The US Supreme Court ruled today to uphold a pivotal provision of the Affordable Care Act (ACA) providing subsidies for individuals on the federally facilitated marketplace. The landmark 6-3 ruling preserves the tax credits that have allowed millions of Americans to purchase health insurance.

“We are gratified that the Supreme Court ruling will avoid the loss of subsidies that have allowed millions of people to get healthy and stay healthy,” said Pamela F. Cipriano, PhD, RN, NEA-BC, FAAN, president of the American Nurses Association (ANA) in a statement released shortly after the ruling. “The Supreme Court has spoken. Now it’s time to finish the work of ensuring Americans get the healthcare they need by expanding Medicaid.”

ANA noted that the share of adults without health insurance dropped to its lowest level in 7 years in 2014 as the ACA took full effect. Without the tax credits, many people would have been unable to obtain health insurance, thus limiting their access to routine preventive care and causing insurance costs to rise due to a sicker population. ANA joined an amicus (friend of the court) brief in support of the US Department of Health and Human Services, the respondent in the Supreme Court case.

The case before the high court hinged upon the interpretation of six words present in the ACA legislation: “an Exchange established by the State.” The plaintiffs argued that a plain reading of the ACA means that subsidies should only be available to consumers who live in states that set up their own exchanges, but the majority of justices were not persuaded.

"Those credits are necessary for the Federal Exchanges to function like their State Exchange counterparts, and to avoid the type of calamitous result that Congress plainly meant to avoid," said Chief Justice John Roberts, in the majority opinion.

"Congress passed the Affordable Care Act to improve health insurance markets, not to destroy them.
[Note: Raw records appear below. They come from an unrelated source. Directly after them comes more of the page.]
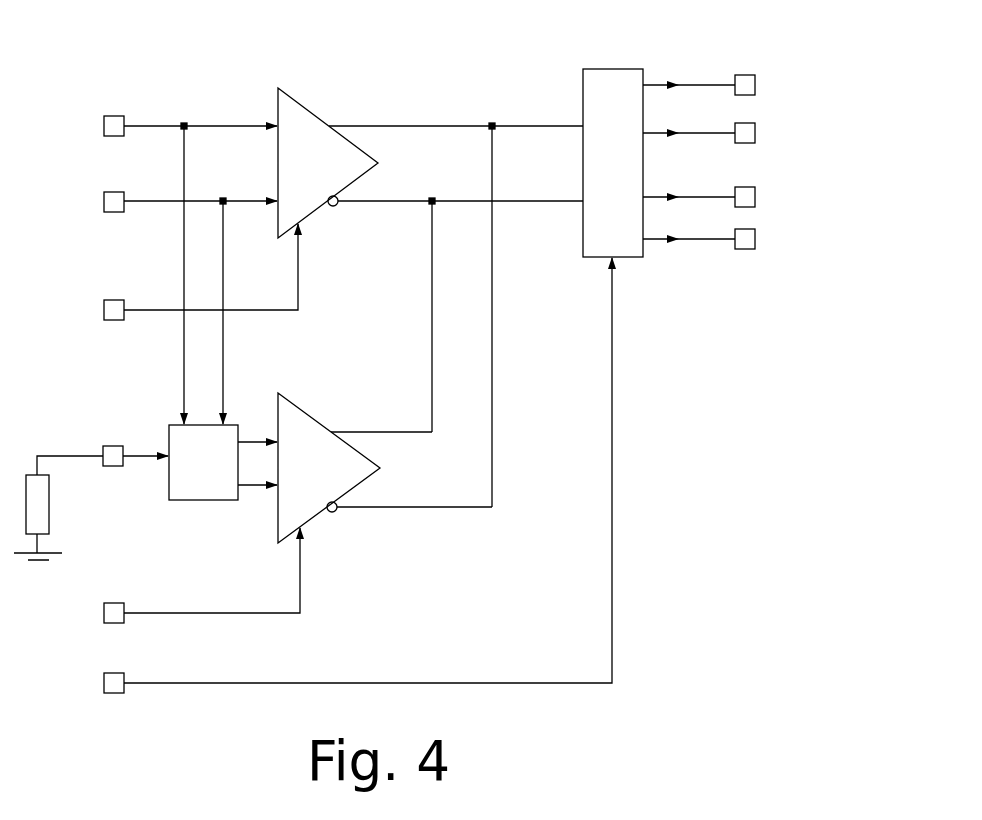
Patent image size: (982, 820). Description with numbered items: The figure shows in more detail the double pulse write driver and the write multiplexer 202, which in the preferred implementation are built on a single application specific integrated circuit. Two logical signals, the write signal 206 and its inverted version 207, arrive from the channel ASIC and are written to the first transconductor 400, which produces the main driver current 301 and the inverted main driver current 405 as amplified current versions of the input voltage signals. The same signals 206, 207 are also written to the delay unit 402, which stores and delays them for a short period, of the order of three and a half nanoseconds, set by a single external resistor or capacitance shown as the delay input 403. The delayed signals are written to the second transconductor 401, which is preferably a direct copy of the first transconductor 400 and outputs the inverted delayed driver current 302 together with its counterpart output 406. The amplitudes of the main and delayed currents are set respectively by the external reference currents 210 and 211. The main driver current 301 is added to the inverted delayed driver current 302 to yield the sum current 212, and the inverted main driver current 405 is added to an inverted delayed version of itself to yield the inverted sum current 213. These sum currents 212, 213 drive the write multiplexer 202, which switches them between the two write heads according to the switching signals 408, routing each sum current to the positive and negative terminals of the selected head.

The write multiplexer 202 is at (622, 82).
The WriteP write signal 206 is at (165, 250).
The WriteN write signal 207 is at (165, 295).
The reference current IW 210 is at (175, 273).
The reference current IW Pulse 211 is at (186, 575).
The sum write current 212 is at (537, 112).
The inverted sum write current 213 is at (507, 190).
The main driver current 301 is at (412, 300).
The inverted delayed driver current 302 is at (409, 496).
The first transconductor 400 is at (328, 163).
The second transconductor 401 is at (329, 468).
The delay unit 402 is at (223, 462).
The IW Delay input with resistor 403 is at (91, 477).
The inverted main driver current 405 is at (381, 314).
The second amplifier output 406 is at (381, 420).
The switching signals 408 is at (342, 475).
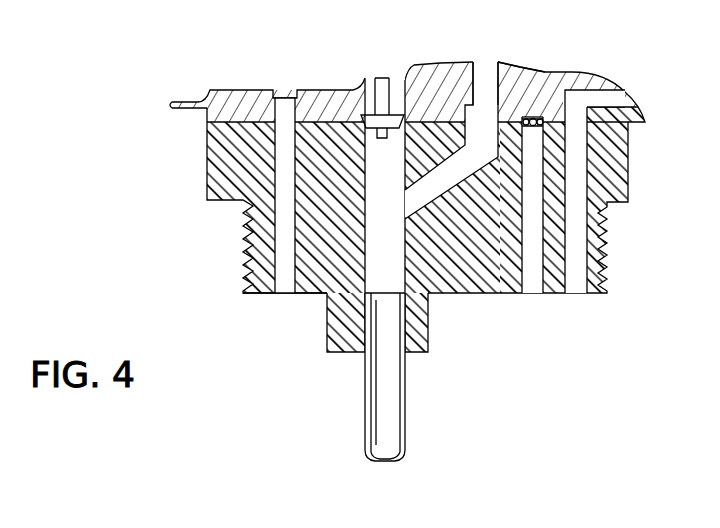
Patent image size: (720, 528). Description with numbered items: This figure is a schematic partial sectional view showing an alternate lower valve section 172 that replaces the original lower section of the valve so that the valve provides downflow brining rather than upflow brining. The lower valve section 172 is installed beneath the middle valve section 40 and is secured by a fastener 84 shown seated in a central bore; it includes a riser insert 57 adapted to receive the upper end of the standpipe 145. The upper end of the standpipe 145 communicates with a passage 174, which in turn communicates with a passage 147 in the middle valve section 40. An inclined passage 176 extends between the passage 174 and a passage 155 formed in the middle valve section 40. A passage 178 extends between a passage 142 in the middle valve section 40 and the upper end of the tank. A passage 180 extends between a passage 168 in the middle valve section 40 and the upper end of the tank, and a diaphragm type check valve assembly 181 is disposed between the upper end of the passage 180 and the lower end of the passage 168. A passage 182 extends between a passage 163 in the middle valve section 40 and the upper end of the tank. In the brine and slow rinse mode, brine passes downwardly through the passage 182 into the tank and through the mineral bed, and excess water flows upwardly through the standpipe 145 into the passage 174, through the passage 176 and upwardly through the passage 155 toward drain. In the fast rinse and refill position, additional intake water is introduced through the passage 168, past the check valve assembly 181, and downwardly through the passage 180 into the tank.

The middle valve section 40 is at (172, 96).
The passage 142 is at (283, 98).
The screw 84 is at (368, 83).
The passage 147 is at (404, 84).
The passage 155 is at (492, 74).
The passage 168 is at (543, 79).
The diaphragm type check valve assembly 181 is at (532, 104).
The passage 163 is at (602, 107).
The passage 176 is at (422, 196).
The lower valve section 172 is at (141, 218).
The passage 178 is at (280, 276).
The riser insert 57 is at (327, 325).
The passage 174 is at (372, 258).
The standpipe 145 is at (407, 403).
The passage 180 is at (524, 272).
The passage 182 is at (568, 272).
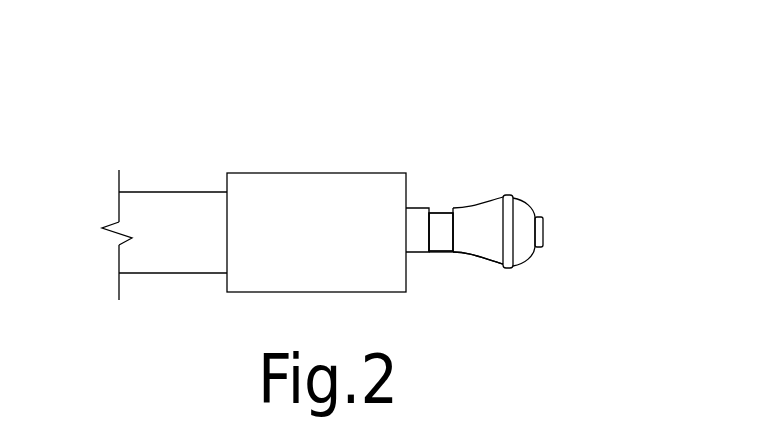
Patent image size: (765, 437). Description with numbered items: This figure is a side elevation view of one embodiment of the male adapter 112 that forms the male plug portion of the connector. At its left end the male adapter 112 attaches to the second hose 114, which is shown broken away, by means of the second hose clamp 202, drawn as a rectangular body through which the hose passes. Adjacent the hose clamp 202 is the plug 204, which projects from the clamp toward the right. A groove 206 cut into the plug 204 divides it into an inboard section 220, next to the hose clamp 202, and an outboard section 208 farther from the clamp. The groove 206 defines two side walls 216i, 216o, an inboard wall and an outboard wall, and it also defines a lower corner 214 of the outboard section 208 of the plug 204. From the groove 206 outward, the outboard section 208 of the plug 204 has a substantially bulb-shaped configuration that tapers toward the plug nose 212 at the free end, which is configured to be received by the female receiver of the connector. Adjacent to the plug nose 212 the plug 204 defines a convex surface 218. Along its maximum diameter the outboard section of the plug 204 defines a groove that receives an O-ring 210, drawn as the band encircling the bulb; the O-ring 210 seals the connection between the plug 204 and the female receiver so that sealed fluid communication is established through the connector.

If at all possible, we must interpret the Act in a way that is consistent with the former, and avoids the latter," Roberts wrote. "Section 36B can fairly be read consistent with what we see as Congress’s plan, and that is the reading we adopt."

Roberts was joined in the majority by justices Anthony Kennedy, Ruth Bader Ginsburg, Sonia Sotomayor, Elena Kagan, and Stephen Breyer. Justices Antonin Scalia, Clarence Thomas, and Samuel Alito dissented. The full opinion can be accessed here.

The Cancer Support Community also released a statement praising the Supreme Court’s decision: “Had the court ruled in favor of the plaintiffs, millions of people who receive their health insurance through the federal exchange would have lost access to their subsidies. This would have resulted in a drastic increase in health insurance cost for millions of Americans.”